A few random thoughts on my break....
All day long today I've been type-type-typing away on my little Apple, trying to complete my 20 page paper on a primary source from the First Crusade which is due at 3pm tomorrow (approx. 18 hours away and counting). I'm on page 11, which I figured was a good enough stopping point, seeing as I've got all night to finish up and I'm already pretty sure I'm going to go over the 20 page limit, so there will be no need to scrounge for more to say--just edit and shorten. I'm long-winded, to say the least, as this blog has probably begun to prove. So anyway, I'd like to take a moment and just discuss with you the wonders of a little drug I like to call Adderall. Ah, Adderall, the mere mention of this teeny orange delight enlarges my pupils and sets my brain to work. Adderall, when you get right down to it, is legalized speed, and boy does it work miracles when you're in crunch time. It has literally made me WANT to do work...when I take a small break to do something frivolous like look out the window or go to the bathroom or, you know, eat, I immediately wonder why I'm not writing about Fulcher of Chartres' point of view on the Battle of Antioch (or the like). Writing this blog entry right now is only acceptable because I am actually typing something, and thinking about what to say. As long as I'm typing, reading, or thinking about something, I'm OK. It also puts me in a pretty good mood, which is great, although the thought of coming down tomorrow worries me a little. I suppose that could be a downside, along with the excessive sweating which seems to be taking place under my arms for some reason. Well, I guess now I understand why speed addicts get so much done. Or do they? I'm not sure, I don't know any speed addicts. Just Adderall addicts.

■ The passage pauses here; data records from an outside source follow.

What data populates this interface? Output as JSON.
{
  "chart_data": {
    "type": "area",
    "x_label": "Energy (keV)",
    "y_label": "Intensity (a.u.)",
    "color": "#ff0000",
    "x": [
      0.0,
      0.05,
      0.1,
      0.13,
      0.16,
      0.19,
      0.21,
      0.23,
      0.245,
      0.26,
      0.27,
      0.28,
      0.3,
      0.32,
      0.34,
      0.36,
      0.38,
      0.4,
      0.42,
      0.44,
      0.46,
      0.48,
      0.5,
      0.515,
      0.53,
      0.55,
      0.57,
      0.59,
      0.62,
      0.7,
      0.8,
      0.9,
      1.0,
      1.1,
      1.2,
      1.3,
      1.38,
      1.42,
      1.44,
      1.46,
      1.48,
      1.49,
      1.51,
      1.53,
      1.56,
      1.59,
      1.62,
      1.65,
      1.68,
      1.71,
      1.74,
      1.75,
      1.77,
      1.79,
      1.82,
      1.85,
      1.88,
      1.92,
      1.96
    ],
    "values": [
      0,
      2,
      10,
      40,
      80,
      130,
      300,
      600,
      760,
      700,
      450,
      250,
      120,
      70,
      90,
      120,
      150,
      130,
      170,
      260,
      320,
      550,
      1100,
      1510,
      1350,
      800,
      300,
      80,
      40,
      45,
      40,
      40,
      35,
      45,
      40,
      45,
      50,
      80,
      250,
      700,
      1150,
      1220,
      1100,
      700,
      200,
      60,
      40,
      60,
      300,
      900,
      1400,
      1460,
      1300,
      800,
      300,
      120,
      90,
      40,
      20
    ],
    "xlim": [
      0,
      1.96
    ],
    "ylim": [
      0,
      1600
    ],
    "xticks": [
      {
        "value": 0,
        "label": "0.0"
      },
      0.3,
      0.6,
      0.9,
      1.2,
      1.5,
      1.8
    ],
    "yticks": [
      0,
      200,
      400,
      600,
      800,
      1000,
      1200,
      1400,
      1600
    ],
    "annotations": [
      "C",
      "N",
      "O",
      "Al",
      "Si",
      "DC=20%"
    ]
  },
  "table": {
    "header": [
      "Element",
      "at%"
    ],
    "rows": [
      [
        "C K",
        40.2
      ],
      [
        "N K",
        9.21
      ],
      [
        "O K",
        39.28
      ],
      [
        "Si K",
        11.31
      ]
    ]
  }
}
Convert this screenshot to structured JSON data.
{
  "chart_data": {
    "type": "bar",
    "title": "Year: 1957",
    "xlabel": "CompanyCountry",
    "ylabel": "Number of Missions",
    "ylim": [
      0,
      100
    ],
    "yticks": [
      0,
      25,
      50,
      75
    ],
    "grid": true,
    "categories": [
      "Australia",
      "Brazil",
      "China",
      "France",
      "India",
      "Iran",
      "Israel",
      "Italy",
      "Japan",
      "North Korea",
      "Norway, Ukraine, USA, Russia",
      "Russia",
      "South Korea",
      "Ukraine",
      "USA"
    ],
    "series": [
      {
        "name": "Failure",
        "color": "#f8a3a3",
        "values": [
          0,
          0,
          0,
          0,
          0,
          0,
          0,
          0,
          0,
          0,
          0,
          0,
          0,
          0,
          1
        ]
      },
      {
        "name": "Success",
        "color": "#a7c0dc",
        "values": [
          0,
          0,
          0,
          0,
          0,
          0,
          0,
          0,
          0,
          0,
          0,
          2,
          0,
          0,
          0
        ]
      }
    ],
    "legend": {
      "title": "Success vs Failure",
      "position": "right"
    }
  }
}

On another note, my shower is a tool of the devil. Those of you have attempted to use it will know that there is absolutely NO happy medium in the temperature spectrum. You either feel as if you're on the surface of the sun or you're being pelted with icicles. And this is not just at peak usage times...I just got done taking a shower at 7pm, and I could not get the temperature right. Now last I checked, 7pm was certainly NOT prime shower-taking time. Prime dinner-eating time? Sure. Prime Daily Show rerun-watching time? Of course! But prime showering time? Absolutely not. This is the excuse, however, that my apartment managers have given to me in the past. "Oh gee, I bet you just shower at the same time as everyone else, too bad, nothing we can do! Hope you don't turn up boiled like a lobster in your own tub!"
Lastly, this 20 page paper is pretty damn good, if I do say so myself. The problem is, no one who I care about will ever actually want to read it, considering I'm the only one I know interested in the First Crusade and the writers of the Middle Ages. Well, that's not entirely true, but I know that none of my friends are going to want to read 20 pages they're not required to by school or some other life-determining force. Alas. And so, on that note, it's back to work I go. Watch out Raymond of Aguilers, here I come.

2 Comments:
Yes, I'm making a comment on my own post. I just wanted to say OEIAWIEODCPOPAOWPAAAAAAAHHHHH. 12 hours straight of writing has finally taken its toll and I've gone insane. Only a few pages left though!! Only. A. Few. More. Come visit me in the asylum, won't you?